Stan I.S. Law Visions of Mankind's Future
To keep this long story short, we are taken to a future where humanity is assailed by a rather strange enemy: a plague of placidity. Indeed, there's something making its way around the planet, turning people into lethargic and complacent vegetables who eventually just drift off into an eternal sleep. Slowly but surely, the human race is dying and there seems to be very little hope for its survival. As such, a 243-year-old astronaut, Adam, is sent on a one-way mission into deep space in an attempt to find some sort of salvation for humanity. Suddenly, he realizes that he is capable of manipulating energy in order to move through time and space. Upon returning to Earth, he becomes exposed to an extremely-advanced alien race, and so begins his grandiose awakening.
A Mish-Mash of the Elements
Speaking of the characters, I was pleasantly surprised with how wide and varied of a cast this book has. While I expected Stan I.S. Law to solely focus on the few main characters in as much detail as possible, he found a way of bringing to life a whole crew of secondary actors with a lot of depth. Not only are they all easily recognizable and unique in their appearances and voices, but their interactions with each other are always a pleasure to behold thanks to the author's acute understanding of how dialogue works. In my opinion it is one of the hardest things to do right in a story, with the slightest mistakes making an entire exchange feel unnatural... and Stan I.S. Law makes none of them.

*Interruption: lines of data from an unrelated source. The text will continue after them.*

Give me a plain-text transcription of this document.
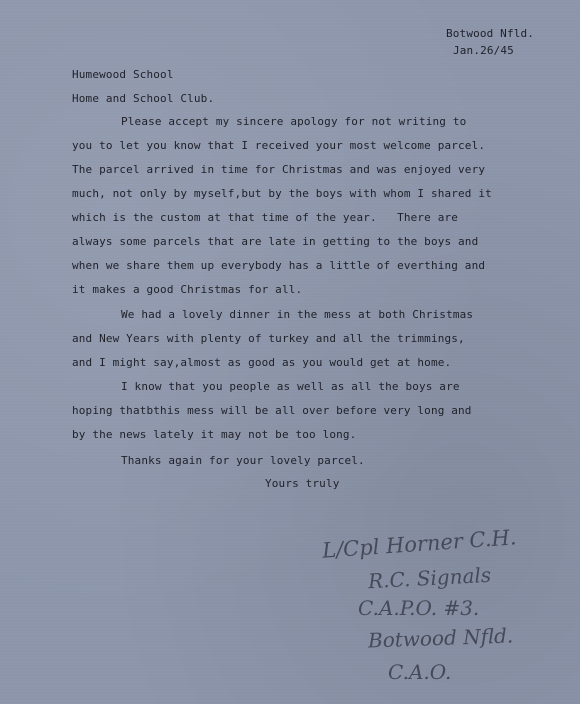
Botwood Nfld.
Jan.26/45
Humewood School
Home and School Club.
Please accept my sincere apology for not writing to
you to let you know that I received your most welcome parcel.
The parcel arrived in time for Christmas and was enjoyed very
much, not only by myself,but by the boys with whom I shared it
which is the custom at that time of the year.   There are
always some parcels that are late in getting to the boys and
when we share them up everybody has a little of everthing and
it makes a good Christmas for all.
We had a lovely dinner in the mess at both Christmas
and New Years with plenty of turkey and all the trimmings,
and I might say,almost as good as you would get at home.
I know that you people as well as all the boys are
hoping thatbthis mess will be all over before very long and
by the news lately it may not be too long.
Thanks again for your lovely parcel.
Yours truly
L/Cpl Horner C.H.
R.C. Signals
C.A.P.O. #3.
Botwood Nfld.
C.A.O.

For Thinkers and Adventurers Alike
At the same time as he progresses his story, the author finds a way to weave in his numerous philosophical introspections touching on a surprising number of topics from the domains of love, enlightenment and evolution, just to name a few. Like with every other one of his books, the author aims to make us think as much as possible so that we might one day draw our own conclusions about all those things that keep us awake at night. He never sounds preachy, nor does he force his views upon us; rather, he simply explores ideas and shares whatever observations he can come up with.